The triple town of Anstruther Wester, Anstruther Easter, and Cellardyke, all three Royal Burghs — or two Royal Burghs and a less distinguished suburb, I forget which — lies continuously along the seaside, and boasts of either two or three separate parish churches, and either two or three separate harbours. These ambiguities are painful; but the fact is (although it argues me uncultured), I am but poorly posted up on Cellardyke. My business lay in the two Anstruthers. A tricklet of a stream divides them, spanned by a bridge; and over the bridge at the time of my knowledge, the celebrated Shell House stood outpost on the west. This had been the residence of an agreeable eccentric; during his fond tenancy he had illustrated the outer walls, as high (if I remember rightly) as the roof, with 163 elaborate patterns and pictures, and snatches of verse in the vein of
exegi monumentum
; shells and pebbles, artfully contrasted and conjoined, had been his medium; and I like to think of him standing back upon the bridge, when all was finished, drinking in the general effect, and (like Gibbon) already lamenting his employment.

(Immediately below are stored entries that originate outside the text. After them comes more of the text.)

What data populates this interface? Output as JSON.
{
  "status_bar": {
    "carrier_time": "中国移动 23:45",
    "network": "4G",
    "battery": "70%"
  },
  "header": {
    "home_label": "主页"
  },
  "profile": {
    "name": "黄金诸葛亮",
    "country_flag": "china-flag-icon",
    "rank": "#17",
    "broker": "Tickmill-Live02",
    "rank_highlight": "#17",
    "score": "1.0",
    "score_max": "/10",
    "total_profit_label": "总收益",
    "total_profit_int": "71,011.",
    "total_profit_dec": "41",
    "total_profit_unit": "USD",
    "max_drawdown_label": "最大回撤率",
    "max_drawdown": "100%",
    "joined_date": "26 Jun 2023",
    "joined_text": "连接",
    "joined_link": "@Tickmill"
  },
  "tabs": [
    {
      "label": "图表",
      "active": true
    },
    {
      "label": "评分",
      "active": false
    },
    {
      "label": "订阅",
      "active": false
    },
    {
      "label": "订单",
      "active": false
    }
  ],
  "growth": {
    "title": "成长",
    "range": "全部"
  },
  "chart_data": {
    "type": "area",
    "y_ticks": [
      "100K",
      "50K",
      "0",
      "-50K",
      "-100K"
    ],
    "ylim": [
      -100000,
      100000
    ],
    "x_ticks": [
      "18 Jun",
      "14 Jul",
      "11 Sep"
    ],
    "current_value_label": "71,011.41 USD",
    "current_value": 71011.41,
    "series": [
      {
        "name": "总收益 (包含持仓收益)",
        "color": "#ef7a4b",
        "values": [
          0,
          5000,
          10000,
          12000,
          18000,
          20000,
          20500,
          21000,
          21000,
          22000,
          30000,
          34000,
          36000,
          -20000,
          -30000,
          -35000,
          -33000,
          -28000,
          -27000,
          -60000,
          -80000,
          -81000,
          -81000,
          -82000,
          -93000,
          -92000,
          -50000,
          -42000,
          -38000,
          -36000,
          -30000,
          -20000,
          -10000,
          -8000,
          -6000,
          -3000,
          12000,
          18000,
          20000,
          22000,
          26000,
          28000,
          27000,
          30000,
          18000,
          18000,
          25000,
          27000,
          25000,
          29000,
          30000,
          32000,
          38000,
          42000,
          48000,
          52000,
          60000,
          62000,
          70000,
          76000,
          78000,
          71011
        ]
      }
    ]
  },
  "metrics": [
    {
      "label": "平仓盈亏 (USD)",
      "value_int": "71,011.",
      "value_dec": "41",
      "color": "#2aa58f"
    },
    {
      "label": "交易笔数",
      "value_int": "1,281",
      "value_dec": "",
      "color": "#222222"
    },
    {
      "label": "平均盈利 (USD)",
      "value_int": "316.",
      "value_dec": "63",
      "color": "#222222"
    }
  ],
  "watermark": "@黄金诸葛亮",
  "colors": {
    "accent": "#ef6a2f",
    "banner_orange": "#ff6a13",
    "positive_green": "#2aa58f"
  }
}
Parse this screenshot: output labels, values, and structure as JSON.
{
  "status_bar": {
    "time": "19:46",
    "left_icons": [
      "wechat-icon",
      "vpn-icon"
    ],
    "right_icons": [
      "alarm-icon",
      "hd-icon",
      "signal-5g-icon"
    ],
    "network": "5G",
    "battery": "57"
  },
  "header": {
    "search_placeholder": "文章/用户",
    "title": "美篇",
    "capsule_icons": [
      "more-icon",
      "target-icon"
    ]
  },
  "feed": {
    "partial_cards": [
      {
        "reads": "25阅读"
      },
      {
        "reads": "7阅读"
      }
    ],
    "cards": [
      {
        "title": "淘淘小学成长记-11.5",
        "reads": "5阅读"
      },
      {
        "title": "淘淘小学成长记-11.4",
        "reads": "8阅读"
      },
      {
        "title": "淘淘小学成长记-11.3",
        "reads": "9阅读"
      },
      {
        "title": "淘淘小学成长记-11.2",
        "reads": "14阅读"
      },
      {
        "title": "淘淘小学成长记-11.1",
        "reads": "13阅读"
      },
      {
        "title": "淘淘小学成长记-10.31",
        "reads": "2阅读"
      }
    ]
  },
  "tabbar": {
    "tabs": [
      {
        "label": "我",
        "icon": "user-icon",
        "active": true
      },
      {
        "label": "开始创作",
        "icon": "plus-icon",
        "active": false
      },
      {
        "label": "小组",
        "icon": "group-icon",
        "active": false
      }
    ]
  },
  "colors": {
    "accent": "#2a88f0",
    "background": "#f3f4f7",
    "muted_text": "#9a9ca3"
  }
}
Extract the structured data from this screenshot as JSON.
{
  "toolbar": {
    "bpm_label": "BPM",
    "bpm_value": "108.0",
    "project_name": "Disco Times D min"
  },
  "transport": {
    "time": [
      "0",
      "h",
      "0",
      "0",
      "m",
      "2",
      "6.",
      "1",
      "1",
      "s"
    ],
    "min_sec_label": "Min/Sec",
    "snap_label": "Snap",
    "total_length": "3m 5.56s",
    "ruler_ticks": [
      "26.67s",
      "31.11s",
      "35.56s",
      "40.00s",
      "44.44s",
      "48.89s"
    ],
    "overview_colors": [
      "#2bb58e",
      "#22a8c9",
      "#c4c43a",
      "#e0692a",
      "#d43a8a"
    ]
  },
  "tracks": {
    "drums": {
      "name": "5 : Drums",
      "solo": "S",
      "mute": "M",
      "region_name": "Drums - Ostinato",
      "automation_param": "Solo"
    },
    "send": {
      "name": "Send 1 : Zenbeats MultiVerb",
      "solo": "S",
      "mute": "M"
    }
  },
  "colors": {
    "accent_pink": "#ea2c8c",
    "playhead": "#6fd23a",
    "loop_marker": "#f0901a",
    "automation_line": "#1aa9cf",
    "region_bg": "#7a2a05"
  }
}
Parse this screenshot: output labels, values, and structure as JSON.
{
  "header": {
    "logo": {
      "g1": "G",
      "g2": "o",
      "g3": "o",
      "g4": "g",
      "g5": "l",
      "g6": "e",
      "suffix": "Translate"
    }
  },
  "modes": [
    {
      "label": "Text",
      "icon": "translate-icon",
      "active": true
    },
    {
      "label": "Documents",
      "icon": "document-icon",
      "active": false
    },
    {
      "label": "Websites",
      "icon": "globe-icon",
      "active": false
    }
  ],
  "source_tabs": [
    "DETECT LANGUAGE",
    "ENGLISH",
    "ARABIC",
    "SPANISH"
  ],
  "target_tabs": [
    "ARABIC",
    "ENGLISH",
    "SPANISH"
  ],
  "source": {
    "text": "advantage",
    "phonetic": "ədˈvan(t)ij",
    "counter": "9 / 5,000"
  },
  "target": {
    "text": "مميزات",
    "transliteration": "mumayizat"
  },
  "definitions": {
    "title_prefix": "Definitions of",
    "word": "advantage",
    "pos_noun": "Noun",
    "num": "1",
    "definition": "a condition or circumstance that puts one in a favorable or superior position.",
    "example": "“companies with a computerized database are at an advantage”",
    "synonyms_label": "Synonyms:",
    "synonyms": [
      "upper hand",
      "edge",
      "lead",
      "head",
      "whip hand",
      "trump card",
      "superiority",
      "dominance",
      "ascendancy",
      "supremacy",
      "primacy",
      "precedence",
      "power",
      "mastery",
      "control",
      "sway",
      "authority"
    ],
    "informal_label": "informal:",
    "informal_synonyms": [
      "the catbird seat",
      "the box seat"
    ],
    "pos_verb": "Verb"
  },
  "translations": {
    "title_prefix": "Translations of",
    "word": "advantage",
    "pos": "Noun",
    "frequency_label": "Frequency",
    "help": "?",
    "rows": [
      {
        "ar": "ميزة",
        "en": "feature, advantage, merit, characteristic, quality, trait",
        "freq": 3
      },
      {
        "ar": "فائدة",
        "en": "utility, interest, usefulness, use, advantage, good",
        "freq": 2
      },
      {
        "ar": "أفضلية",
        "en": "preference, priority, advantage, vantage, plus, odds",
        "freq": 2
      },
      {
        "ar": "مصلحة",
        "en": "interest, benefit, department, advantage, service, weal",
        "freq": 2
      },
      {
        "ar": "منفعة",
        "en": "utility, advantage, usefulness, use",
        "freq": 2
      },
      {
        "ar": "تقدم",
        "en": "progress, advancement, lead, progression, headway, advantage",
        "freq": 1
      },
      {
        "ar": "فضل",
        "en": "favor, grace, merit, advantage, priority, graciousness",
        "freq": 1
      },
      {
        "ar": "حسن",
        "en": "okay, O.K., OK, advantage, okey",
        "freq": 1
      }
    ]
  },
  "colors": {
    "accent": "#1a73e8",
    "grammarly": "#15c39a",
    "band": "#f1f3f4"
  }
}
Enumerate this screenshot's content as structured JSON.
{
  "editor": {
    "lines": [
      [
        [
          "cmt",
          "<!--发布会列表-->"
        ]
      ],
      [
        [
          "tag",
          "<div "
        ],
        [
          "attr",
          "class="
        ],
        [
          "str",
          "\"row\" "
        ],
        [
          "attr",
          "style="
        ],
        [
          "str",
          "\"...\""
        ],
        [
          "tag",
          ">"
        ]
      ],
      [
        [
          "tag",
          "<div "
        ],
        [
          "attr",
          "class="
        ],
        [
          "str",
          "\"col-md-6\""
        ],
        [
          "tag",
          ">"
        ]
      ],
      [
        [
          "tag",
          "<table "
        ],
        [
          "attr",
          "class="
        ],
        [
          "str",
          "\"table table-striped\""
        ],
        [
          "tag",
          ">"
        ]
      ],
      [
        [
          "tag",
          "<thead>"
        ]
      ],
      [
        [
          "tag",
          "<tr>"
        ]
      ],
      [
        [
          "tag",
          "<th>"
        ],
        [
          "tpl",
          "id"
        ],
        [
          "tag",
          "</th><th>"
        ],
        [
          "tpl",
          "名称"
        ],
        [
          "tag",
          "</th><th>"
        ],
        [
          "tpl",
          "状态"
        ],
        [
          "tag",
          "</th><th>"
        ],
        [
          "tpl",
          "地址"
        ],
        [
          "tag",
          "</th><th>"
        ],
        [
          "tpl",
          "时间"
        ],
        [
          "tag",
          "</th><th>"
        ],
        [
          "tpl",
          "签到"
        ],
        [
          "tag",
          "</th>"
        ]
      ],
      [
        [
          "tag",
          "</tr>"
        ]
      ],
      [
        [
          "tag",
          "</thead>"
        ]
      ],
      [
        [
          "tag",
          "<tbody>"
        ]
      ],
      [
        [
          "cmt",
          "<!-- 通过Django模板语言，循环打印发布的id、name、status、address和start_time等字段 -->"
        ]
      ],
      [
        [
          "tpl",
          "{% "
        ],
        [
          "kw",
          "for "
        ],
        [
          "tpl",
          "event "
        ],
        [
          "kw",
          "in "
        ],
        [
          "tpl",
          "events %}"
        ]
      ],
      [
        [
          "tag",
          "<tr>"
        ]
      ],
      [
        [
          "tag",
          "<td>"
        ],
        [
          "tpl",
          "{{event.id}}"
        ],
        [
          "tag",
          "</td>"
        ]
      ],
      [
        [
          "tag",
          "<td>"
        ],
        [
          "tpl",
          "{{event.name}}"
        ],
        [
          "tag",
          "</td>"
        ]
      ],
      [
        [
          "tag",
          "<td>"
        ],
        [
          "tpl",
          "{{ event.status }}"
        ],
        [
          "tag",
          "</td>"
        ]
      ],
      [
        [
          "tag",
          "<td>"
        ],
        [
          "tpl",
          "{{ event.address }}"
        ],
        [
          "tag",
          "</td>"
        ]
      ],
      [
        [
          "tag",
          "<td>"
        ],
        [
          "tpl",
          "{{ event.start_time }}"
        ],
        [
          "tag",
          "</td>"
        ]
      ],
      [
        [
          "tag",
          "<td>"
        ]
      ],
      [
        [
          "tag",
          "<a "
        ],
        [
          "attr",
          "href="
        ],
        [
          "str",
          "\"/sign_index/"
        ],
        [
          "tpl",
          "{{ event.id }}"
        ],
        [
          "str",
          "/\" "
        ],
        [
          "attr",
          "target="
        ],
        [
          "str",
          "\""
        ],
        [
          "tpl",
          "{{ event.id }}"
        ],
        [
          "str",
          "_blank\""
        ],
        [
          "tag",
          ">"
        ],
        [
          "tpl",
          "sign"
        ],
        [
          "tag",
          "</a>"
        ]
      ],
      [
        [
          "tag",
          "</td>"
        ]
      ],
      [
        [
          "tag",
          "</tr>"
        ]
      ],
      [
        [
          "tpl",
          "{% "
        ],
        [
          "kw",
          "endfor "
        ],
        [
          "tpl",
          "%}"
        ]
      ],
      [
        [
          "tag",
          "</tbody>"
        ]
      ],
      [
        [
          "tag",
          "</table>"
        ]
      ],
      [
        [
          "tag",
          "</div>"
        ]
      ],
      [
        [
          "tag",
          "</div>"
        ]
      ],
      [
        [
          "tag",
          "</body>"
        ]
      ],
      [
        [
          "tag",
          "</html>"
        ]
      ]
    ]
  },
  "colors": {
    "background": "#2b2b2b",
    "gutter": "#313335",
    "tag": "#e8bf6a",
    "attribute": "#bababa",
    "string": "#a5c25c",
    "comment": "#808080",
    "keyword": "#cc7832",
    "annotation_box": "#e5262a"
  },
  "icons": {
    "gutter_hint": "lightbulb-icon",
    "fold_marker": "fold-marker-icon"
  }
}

The same bridge saw another sight in the seventeenth century. Mr. Thomson, the “curat” of Anstruther Easter, was a man highly obnoxious to the devout: in the first place, because he was a “curat”; in the second place, because he was a person of irregular and scandalous life; and in the third place, because he was generally suspected of dealings with the Enemy of Man. These three disqualifications, in the popular literature of the time, go hand in hand; but the end of Mr. Thomson was a thing quite by itself, and, in the proper phrase, a manifest judgment. He had been at a friend’s house in Anstruther Wester, where (and elsewhere, I suspect) he had partaken of the bottle; indeed, to put the thing in our cold modern way, the reverend gentleman was on the brink of
delirium tremens
. It was a dark night, it seems; a little lassie came carrying a lantern to fetch the curate home; and away they went down the street of Anstruther Wester, the lantern swinging a bit in the child’s hand, the barred lustre tossing up and down along the front of slumbering houses, and Mr. Thomson not altogether steady on his legs nor (to all appearance) easy in his mind. The pair had reached the middle of the bridge when (as I conceive the scene) the poor tippler started in some baseless fear and looked behind him; the child, already shaken by the minister’s strange behaviour, started also; in so doing she would jerk the lantern; and for the space of a moment the lights and the shadows would be all confounded. Then it was that to the unhinged toper and the twittering child, a huge bulk of blackness seemed to sweep down, to pass them close by as they stood upon the bridge, and to vanish on the farther side in the general darkness of the night. “Plainly the devil come for 164 Mr. Thomson!” thought the child. What Mr. Thomson thought himself, we have no ground of knowledge; but he fell upon his knees in the midst of the bridge like a man praying. On the rest of the journey to the manse, history is silent; but when they came to the door, the poor caitiff, taking the lantern from the child, looked upon her with so lost a countenance that her little courage died within her, and she fled home screaming to her parents. Not a soul would venture out; all that night the minister dwelt alone with his terrors in the manse; and when the day dawned, and men made bold to go about the streets, they found the devil had come indeed for Mr. Thomson.